The example of airport scanners already contained such an ambiguity: the bloody things are at once privacy-friendly and privacy-encroaching. In a more general sense, you could think of this as your narrative or argument having multiple possible endings. Here is a big difference between a novel and a paper: a novel first fully unfolds the conflict and its resolution towards the end, whereas in academic writing you are supposed to already 'spoil' it and present your most important conclusions in the beginning. (It is even often a formal requirement for papers that the conclusion contains nothing new but only revisits what you have already explained!) However, fortunately, this need not be at all levels of analysis. In the case of airport scanners, the conclusion that they pose privacy threats can be put upfront, without giving away the exact mechanisms through which this encroachment takes shape, and by which mechanisms the privacy-friendliness of the scanner is supposed to be granted but which in the end fails... There are many ways in which this could unfold. It may not make it into a Grisham thriller, it should provide just enough of a cliffhanger to keep the reader fascinated to the end.

Academic versions of conflict are manifold. The conflict can be conceptual: how can what is 'good' under a certain perspective be 'evil' under another perspective? The conflict can be between different levels of analysis: how can a capitalist system produce at once affluence at the level of society, and poverty at the level of (some) individuals? It can be between different schools of thought: is democracy about collectively producing knowledge, or about collectively taking a decision? It can be between frames of justification: should decisions always be taken democratically, or are some decisions better left to experts? And these are only a few of the vast number of possibilities.

What matters is that you manage to keep the suspense to the end, in the sense that the alternative conclusions remain somehow relevant. This means that you must take an effort to keep the alternative conclusions alive, rather than doing away with them too easily - the pitfall of setting up a straw man as your antiposition. Just like Romeo and Juliet cannot simply do away with their families (because their social future and ultimately their entire fate depends on those very families; the families have power, and thus remain relevant and consequential until the end!), the story about the airport scanners needs to be spiced, until the end, with smaller and larger details about how they are privacy-friendly - even if this privacy-friendliness is in the end outweighed by the privacy problems.

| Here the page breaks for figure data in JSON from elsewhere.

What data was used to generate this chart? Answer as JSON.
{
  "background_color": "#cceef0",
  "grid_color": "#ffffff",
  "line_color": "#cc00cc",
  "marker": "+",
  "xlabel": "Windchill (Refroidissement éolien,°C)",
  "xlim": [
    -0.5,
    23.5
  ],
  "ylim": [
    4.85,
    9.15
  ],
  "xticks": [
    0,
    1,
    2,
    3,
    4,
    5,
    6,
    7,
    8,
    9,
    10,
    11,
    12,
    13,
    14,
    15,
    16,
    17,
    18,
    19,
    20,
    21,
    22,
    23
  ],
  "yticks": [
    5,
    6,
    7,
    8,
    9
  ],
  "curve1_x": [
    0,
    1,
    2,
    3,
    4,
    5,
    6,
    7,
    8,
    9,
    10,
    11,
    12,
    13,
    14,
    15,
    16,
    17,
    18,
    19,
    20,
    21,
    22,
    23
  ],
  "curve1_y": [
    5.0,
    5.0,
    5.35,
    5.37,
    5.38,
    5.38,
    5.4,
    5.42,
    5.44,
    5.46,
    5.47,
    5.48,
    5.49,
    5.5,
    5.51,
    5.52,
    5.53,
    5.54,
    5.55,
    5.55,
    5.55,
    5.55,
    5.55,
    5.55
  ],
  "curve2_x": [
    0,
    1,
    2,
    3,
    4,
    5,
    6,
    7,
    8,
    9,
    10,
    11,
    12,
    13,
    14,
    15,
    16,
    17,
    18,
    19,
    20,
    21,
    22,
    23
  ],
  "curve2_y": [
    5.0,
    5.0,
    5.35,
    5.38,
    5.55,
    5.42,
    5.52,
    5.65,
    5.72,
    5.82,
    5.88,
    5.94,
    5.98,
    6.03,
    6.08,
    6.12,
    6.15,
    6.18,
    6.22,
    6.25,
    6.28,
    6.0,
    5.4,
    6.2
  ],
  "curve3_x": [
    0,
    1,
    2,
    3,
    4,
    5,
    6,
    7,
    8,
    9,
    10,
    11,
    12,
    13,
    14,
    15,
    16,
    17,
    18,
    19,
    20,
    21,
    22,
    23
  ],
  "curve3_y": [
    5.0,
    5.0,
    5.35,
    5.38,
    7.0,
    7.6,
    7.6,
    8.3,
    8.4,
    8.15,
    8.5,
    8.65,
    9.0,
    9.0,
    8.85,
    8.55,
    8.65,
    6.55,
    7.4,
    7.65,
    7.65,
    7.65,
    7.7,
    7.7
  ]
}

Even if you don't manage to write your argument or analysis as a literary story, it will probably help to think of it in these terms. Why should my reader care to keep on reading until the end? Partly, this has of course to do with simply having an original message, rather than worn-out platitudes. You cannot build a story on those (you can only tell that Romeo and Juliet are in love). But even in finding an original message, searching for the conflict-driven story behind it is the first step to making that message worth reading.

References and further reading

I have personally learned a lot from Stephen King's On Writing: A Memoir of the Craft. Also, the 8 rules of creative writing by Kurt Vonnegut are a classic and reproduced countlessly everywhere on the net. Especially the 5th one, to start as close to the end as possible, relates closely to the building of tension and keeping open multiple ends. The simple idea that conflict involves having multiple endings was surgically installed in my brain by Mike Sowden. The example of body scanners is taken from my own research, which I conducted together with Irma van der Ploeg.